Adapting to technical needs
proven solutions that scale
Shortly after discovering our workflow gaps, it was announced that our our tech team would be adjusting front-end web frameworks, and that we slated to build a mobile-native app in the near future. Our tokens system was specifically meant for web use, so we had to pivot more quickly than we’d be able to adjust our bespoke system.
We decided in this case not to reinvent the wheel, and in order to scale with our products, we adopted Amazon’s Style Dictionary in order to export styles to any language, as well as Zeroheight to directly patch our palette into our code and act as a single source of truth in documentation.
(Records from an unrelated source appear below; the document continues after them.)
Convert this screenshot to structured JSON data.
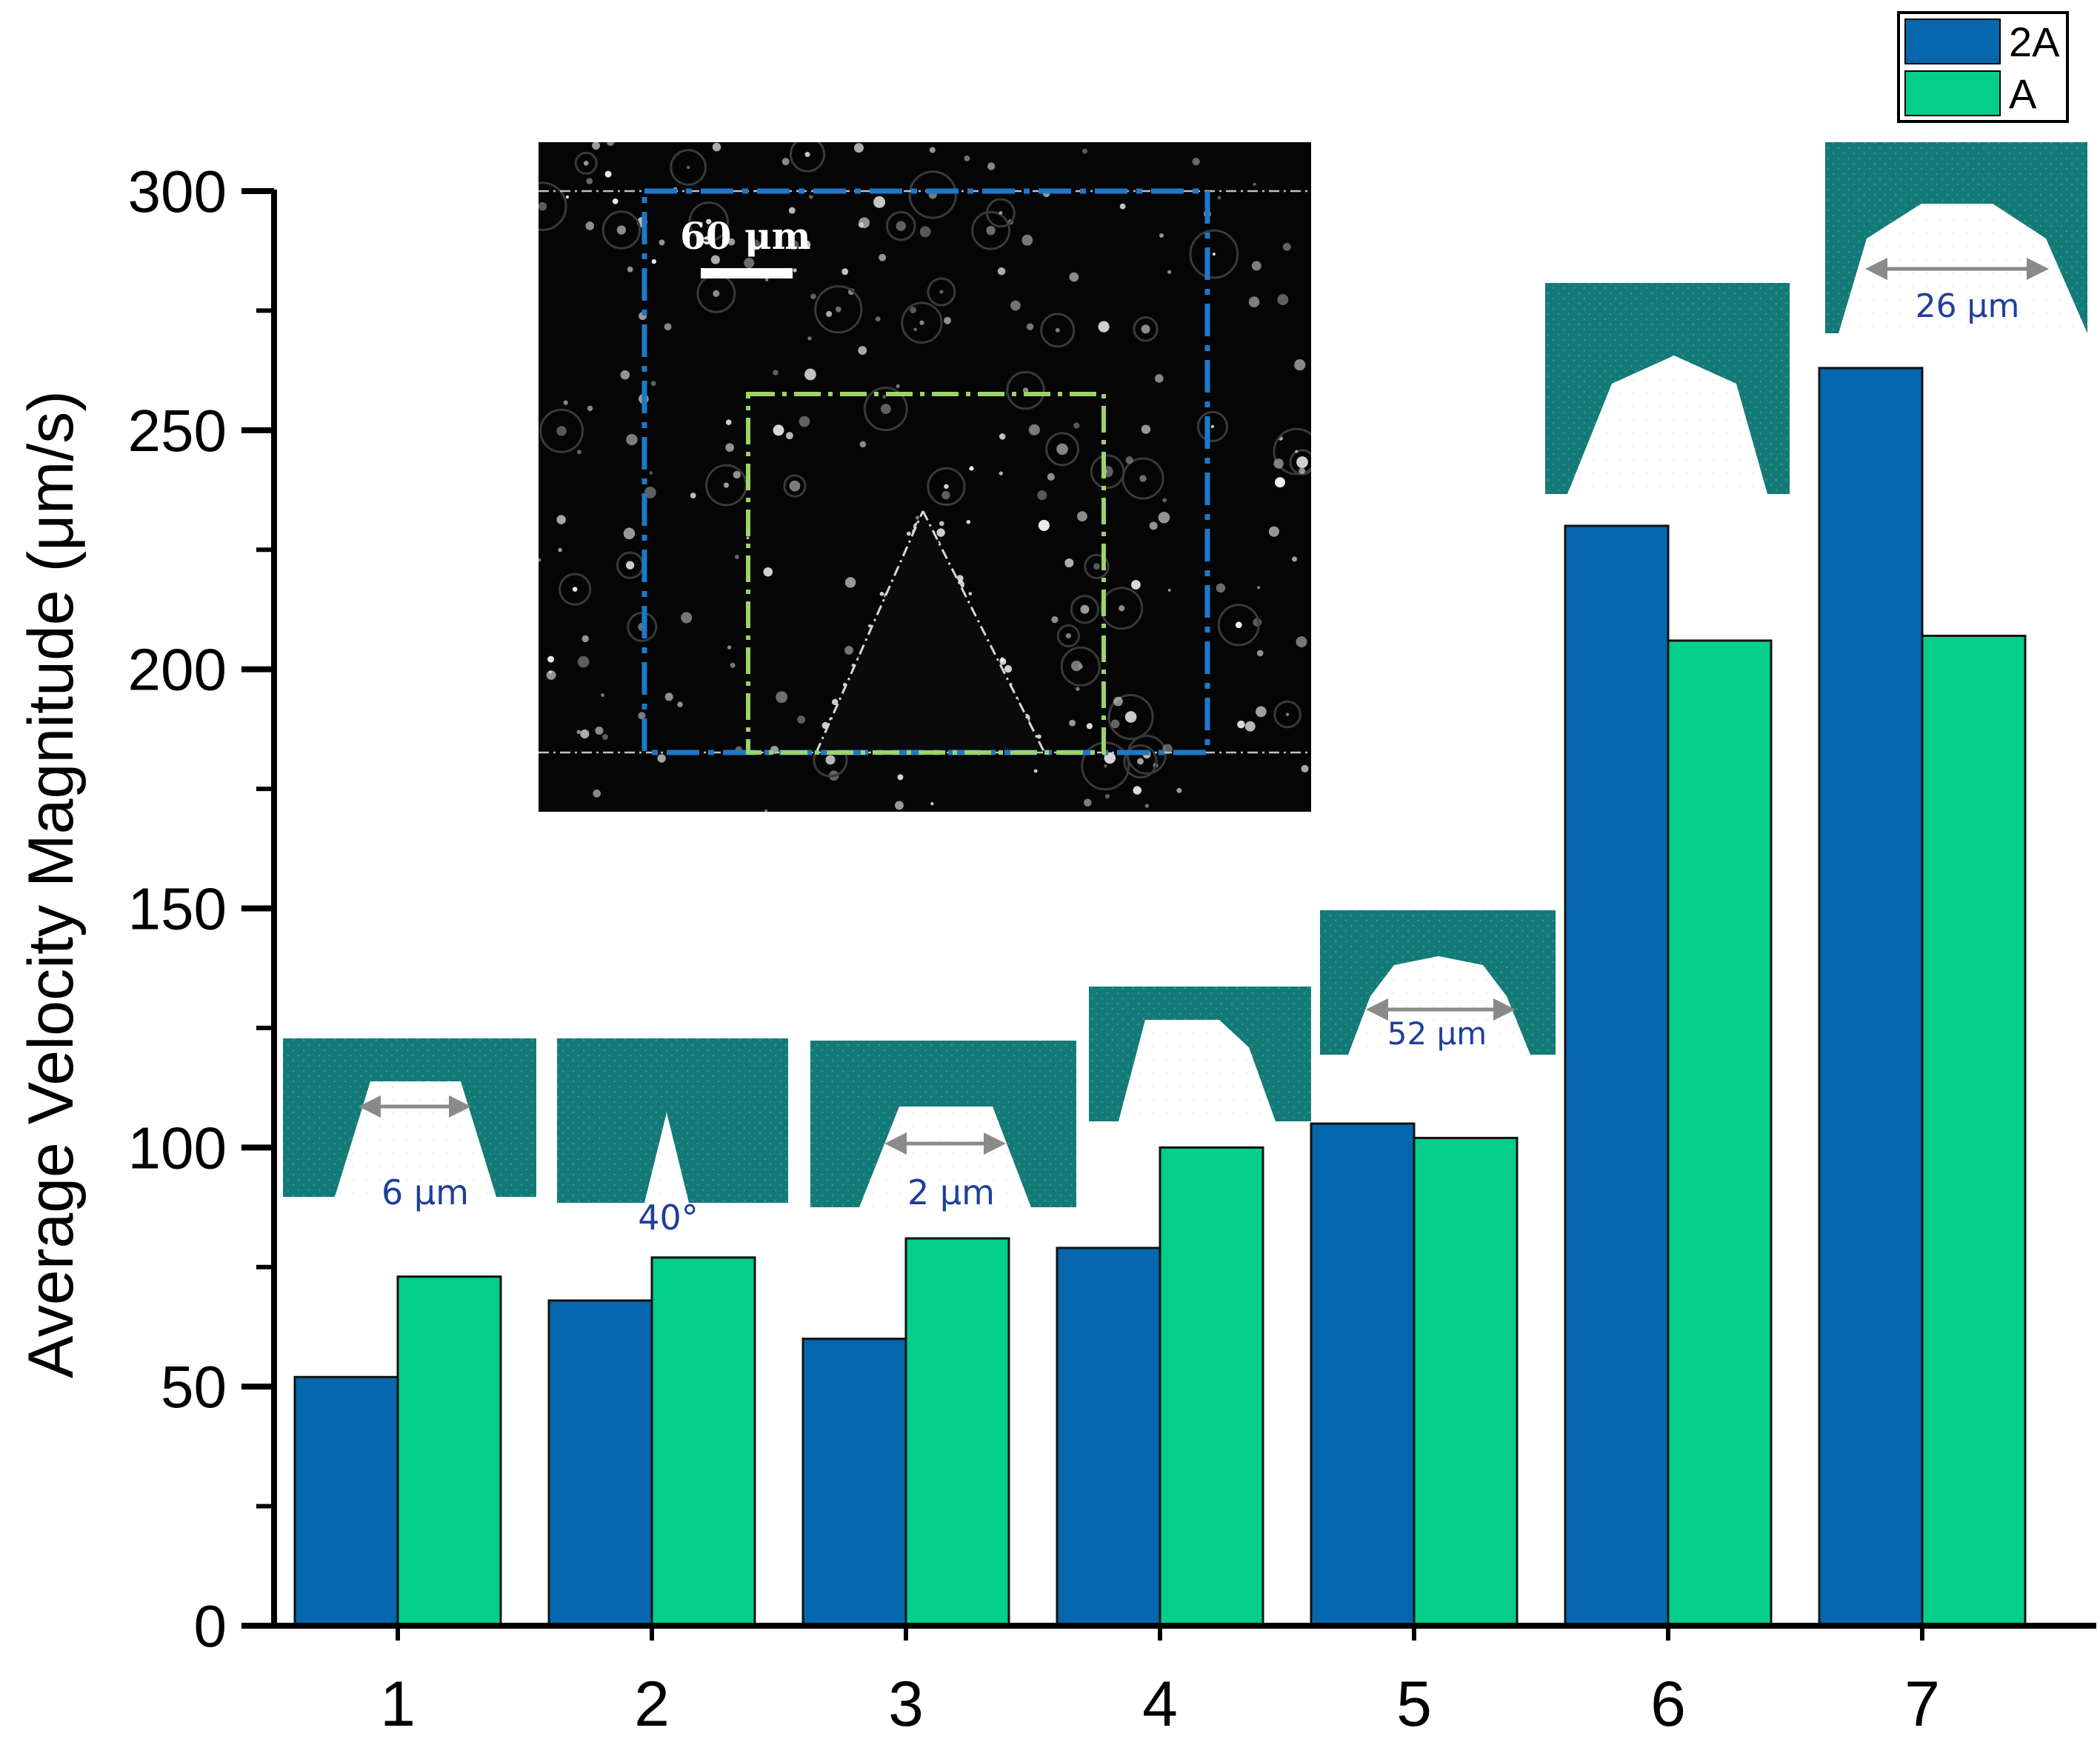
{
  "chart_data": {
    "type": "bar",
    "title": "",
    "xlabel": "",
    "ylabel": "Average Velocity Magnitude (μm/s)",
    "ylim": [
      0,
      300
    ],
    "yticks": [
      0,
      50,
      100,
      150,
      200,
      250,
      300
    ],
    "categories": [
      "1",
      "2",
      "3",
      "4",
      "5",
      "6",
      "7"
    ],
    "series": [
      {
        "name": "2A",
        "color": "#0567ad",
        "values": [
          52,
          68,
          60,
          79,
          105,
          230,
          263
        ]
      },
      {
        "name": "A",
        "color": "#04cf8a",
        "values": [
          73,
          77,
          81,
          100,
          102,
          206,
          207
        ]
      }
    ],
    "legend_position": "top-right",
    "grid": false,
    "annotations": [
      "6 μm",
      "40°",
      "2 μm",
      "52 μm",
      "26 μm"
    ],
    "inset": {
      "type": "micrograph",
      "scale_bar_label": "60 μm",
      "frame_colors": [
        "#1f78c8",
        "#9ed36a"
      ]
    },
    "geometry_color": "#137a78"
  }
}
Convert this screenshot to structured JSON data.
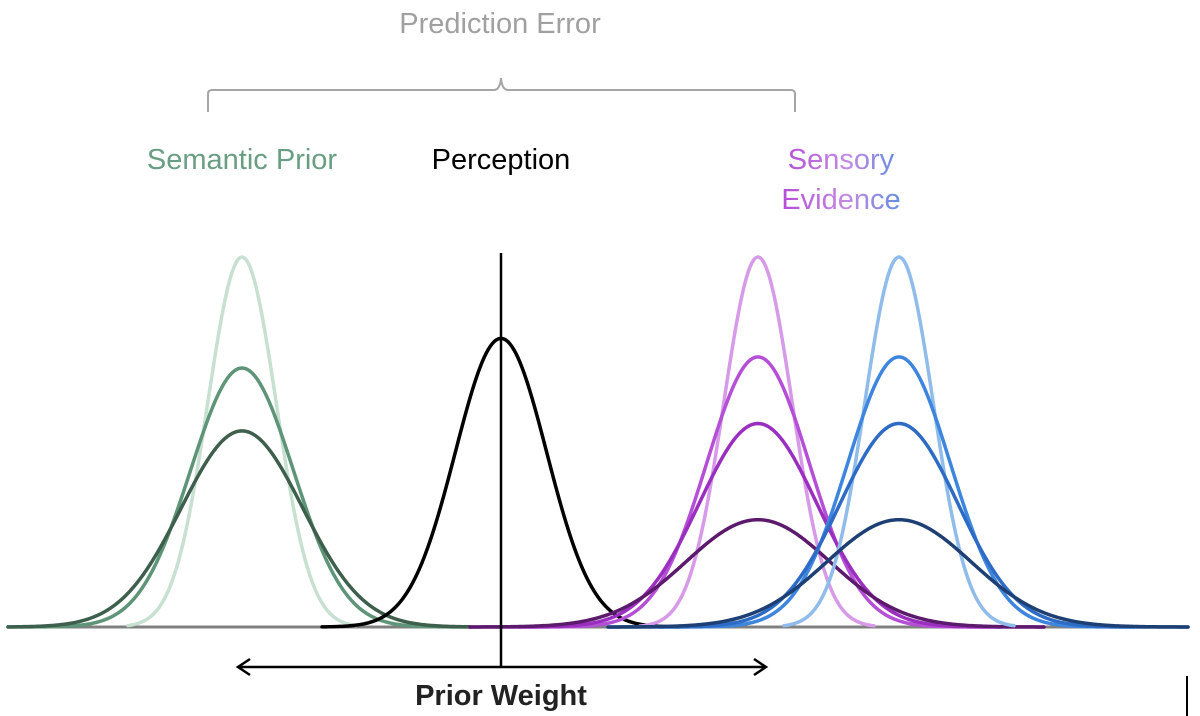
{
  "labels": {
    "prediction_error": "Prediction Error",
    "semantic_prior": "Semantic Prior",
    "perception": "Perception",
    "sensory_line1": "Sensory",
    "sensory_line2": "Evidence",
    "prior_weight": "Prior Weight"
  },
  "colors": {
    "prior_light": "#c8e0d2",
    "prior_mid": "#5e9477",
    "prior_dark": "#3d5f4c",
    "perception": "#000000",
    "sensory_purple_light": "#d79ae8",
    "sensory_purple": "#b44fd6",
    "sensory_purple_mid": "#9a2fbf",
    "sensory_purple_dark": "#5c1a6c",
    "sensory_blue_light": "#8fbcea",
    "sensory_blue": "#3e85dd",
    "sensory_blue_mid": "#2d6bc4",
    "sensory_blue_dark": "#1e3f73",
    "brace": "#a6a6a6",
    "prediction_error_text": "#a0a0a0",
    "semantic_prior_text": "#6a9e83",
    "axis": "#808080",
    "arrow": "#000000"
  },
  "curve_groups": [
    {
      "name": "semantic-prior",
      "curves": [
        {
          "name": "semantic-prior-narrow",
          "mean": 0,
          "sd": 0.9,
          "peak": 1.0,
          "color_key": "prior_light"
        },
        {
          "name": "semantic-prior-medium",
          "mean": 0,
          "sd": 1.35,
          "peak": 0.7,
          "color_key": "prior_mid"
        },
        {
          "name": "semantic-prior-wide",
          "mean": 0,
          "sd": 1.6,
          "peak": 0.53,
          "color_key": "prior_dark"
        }
      ]
    },
    {
      "name": "perception",
      "curves": [
        {
          "name": "perception-curve",
          "mean": 0,
          "sd": 1.2,
          "peak": 0.78,
          "color_key": "perception"
        }
      ]
    },
    {
      "name": "sensory-evidence-purple",
      "curves": [
        {
          "name": "sensory-purple-narrow",
          "mean": 0,
          "sd": 0.9,
          "peak": 1.0,
          "color_key": "sensory_purple_light"
        },
        {
          "name": "sensory-purple-medium",
          "mean": 0,
          "sd": 1.35,
          "peak": 0.73,
          "color_key": "sensory_purple"
        },
        {
          "name": "sensory-purple-wide",
          "mean": 0,
          "sd": 1.55,
          "peak": 0.55,
          "color_key": "sensory_purple_mid"
        },
        {
          "name": "sensory-purple-widest",
          "mean": 0,
          "sd": 1.9,
          "peak": 0.29,
          "color_key": "sensory_purple_dark"
        }
      ]
    },
    {
      "name": "sensory-evidence-blue",
      "curves": [
        {
          "name": "sensory-blue-narrow",
          "mean": 0,
          "sd": 0.9,
          "peak": 1.0,
          "color_key": "sensory_blue_light"
        },
        {
          "name": "sensory-blue-medium",
          "mean": 0,
          "sd": 1.35,
          "peak": 0.73,
          "color_key": "sensory_blue"
        },
        {
          "name": "sensory-blue-wide",
          "mean": 0,
          "sd": 1.55,
          "peak": 0.55,
          "color_key": "sensory_blue_mid"
        },
        {
          "name": "sensory-blue-widest",
          "mean": 0,
          "sd": 1.9,
          "peak": 0.29,
          "color_key": "sensory_blue_dark"
        }
      ]
    }
  ]
}
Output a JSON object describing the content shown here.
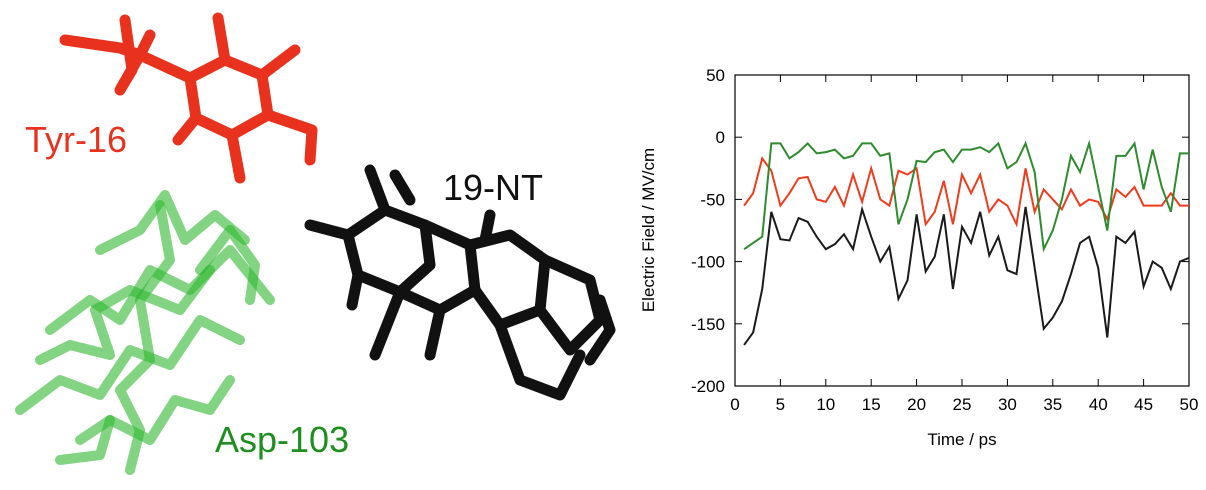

Finally, we decided to extend our use of tokens from basic style declarations to fully styling components using tokens. This way, we could make use of Style Dictionary to export more complicated items across platforms without having to rewrite code.
A mismatch of needs
Designers had trouble accurately employing our color palette
While this new tokens pipeline was being built, it was revealed that our designers did not find the color variables intuitive. Variables were understood as static names assigned to multiple colors, and designers often just guessed which colors to use without checking in dark mode.
To make matters more complicated, the product suite updates were accompanied by visual identity updates that our somewhat-constrained variable palette no longer reflected. It became clear that we needed a system that freed designers to use our full palette to accompany more blue-sky product design.
Applying traditional UX concepts to design systems
Workshopping, testing, and implementing a palette that works
In order to arrive at palette consensus, I gathered our whole UX and front-end teams and led a workshop to find a color system that worked for all of us. We started with a purely generative session that concluded with a vote on which system best met everyone’s needs. I then built that palette in Figma and shared with the team to test for the following two weeks.
After only one round of feedback, we settled on a new palette, which we use to this very day. It preserves the technical approach we developed based on engineers’ feedback, but allows designers to use every color in our brand, this time based explicitly on the concept of altitude that our dark mode started with.